Required Reading: The Space Between Trees by Katie Williams


The narrator of Katie William’s The Space Between Trees is Evie, a sometimes painfully awkward teen who delivers newspapers to the upper class subdivision Hokepe Woods on Sunday mornings.  Each week, she finds a way to meet up with Jonah, a young man whose job it is to remove dead animals from the woods so that the residents of the subdivision don’t have to encounter such sights on their leisurely walks. Evie clearly has a crush on Jonah and tries to catch his attention as more than a friend, but seemingly to no avail.  One Sunday morning, Jonah enters the woods to find much more that he bargained for: the body of a young, murdered girl.  Evie witnesses the recovery of the body and runs home unable to deal with what she’s seen.  Evie later finds out that the body is that of her childhood friend and classmate, Elizabeth “Zabet” McCabe.  When Evie runs into Zabet’s father at the funeral, she tells him that she and Zabet were best friends, a statement that hasn’t been true for many years.  Mr.

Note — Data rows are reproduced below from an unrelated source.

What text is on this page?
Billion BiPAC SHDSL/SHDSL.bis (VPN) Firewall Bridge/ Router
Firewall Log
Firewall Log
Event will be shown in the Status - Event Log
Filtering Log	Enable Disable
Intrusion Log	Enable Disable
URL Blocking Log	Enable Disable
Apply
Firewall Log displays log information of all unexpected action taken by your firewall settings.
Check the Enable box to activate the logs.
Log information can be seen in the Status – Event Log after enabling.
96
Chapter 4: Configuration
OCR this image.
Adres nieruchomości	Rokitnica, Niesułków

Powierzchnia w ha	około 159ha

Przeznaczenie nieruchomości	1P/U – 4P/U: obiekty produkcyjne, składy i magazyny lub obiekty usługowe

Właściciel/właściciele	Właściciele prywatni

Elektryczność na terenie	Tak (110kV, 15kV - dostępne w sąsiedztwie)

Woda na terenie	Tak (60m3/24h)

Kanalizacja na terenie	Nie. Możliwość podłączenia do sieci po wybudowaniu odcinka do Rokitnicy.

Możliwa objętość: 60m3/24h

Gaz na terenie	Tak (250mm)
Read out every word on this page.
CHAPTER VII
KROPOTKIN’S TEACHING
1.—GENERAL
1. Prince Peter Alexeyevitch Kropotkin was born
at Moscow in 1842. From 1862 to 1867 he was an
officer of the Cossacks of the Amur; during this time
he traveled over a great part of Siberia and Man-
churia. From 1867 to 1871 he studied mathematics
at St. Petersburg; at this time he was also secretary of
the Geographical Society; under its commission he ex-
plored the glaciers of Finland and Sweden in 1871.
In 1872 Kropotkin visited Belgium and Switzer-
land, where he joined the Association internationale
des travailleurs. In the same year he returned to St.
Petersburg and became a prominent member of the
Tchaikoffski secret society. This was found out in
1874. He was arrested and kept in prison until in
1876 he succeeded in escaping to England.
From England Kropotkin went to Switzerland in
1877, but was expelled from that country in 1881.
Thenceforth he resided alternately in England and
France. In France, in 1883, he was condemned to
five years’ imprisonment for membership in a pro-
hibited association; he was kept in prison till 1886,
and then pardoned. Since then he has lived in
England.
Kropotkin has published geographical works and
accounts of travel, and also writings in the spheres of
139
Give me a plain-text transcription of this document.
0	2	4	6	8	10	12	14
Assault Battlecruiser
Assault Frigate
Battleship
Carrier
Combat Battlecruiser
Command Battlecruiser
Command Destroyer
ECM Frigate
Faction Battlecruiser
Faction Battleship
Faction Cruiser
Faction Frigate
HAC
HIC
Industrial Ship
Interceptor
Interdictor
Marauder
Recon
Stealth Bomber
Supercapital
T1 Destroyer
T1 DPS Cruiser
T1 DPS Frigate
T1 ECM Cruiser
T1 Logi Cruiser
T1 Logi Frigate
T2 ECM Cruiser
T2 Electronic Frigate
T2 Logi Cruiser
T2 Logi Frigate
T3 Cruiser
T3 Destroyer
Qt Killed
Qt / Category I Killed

McCabe then tries to connect with his deceased daughter through her friends: her true best friend Hadley and her childhood friend Evie. Hadley knows the truth and is angry with Evie for her lie, but she doesn’t reveal Evie’s secret to Mr. McCabe and the two eventually become friends in their own right.  Hadley becomes obsessed with finding Zabet’s murderer, and Evie is unwittingly taken along for the ride. When Hadley mistakenly thinks that Jonah has hurt Evie, she tricks the two into taking her to the space between trees where Jonah found Zabet’s body.  In a misguided attempt to protect Evie and find redemption for her failure to help Zabet, Hadley sets a literal trap for Jonah. In the end, the truth comes out: Hadley and Zabet were meeting guys in the woods, and one of Zabet’s meetings went horribly wrong.  The girls kept a list of the guys, but out of fear, Hadley destroyed the list after Zabet’s death.  Her obsession with finding Zabet’s killer and her attack on innocent Jonah were both motivated by her own guilt over Zabet’s murder. In the end, Jonah loses a leg, Hadley gets away with her crime, Zabet’s killer is caught, and Mr. McCabe begins to recover from his loss.  And Evie is left to carry the burden of the truth.

Personally, I didn’t care for The Space Between Trees.  As a teacher, I know there are awkward teens out there like Evie, and I understand the author’s attempt to capture the true character of one of those teens.  I, however, found it difficult to connect to Evie. In the end, I could empathize somewhat with the character of Hadley and her struggle with her own guilt over the death of her friend and the poor decisions they both made, but I was troubled by both Hadley and Evie’s (particularly Evie’s) decision to keep the truth about Jonah’s attack a secret.  I just felt that the story allowed a great opportunity for growth for both of these characters, but neither of them seemed to learn anything from their experiences, and there were seemingly no consequences for their actions.  I guess overall I felt that the author missed an opportunity at the end of the story to provide real meaning to the events, and it made me feel that the time I had devoted to the novel was, to a great extent, wasted. 

References

Williams, K. (2010). The space between trees. San Francisco: Chronicle Books.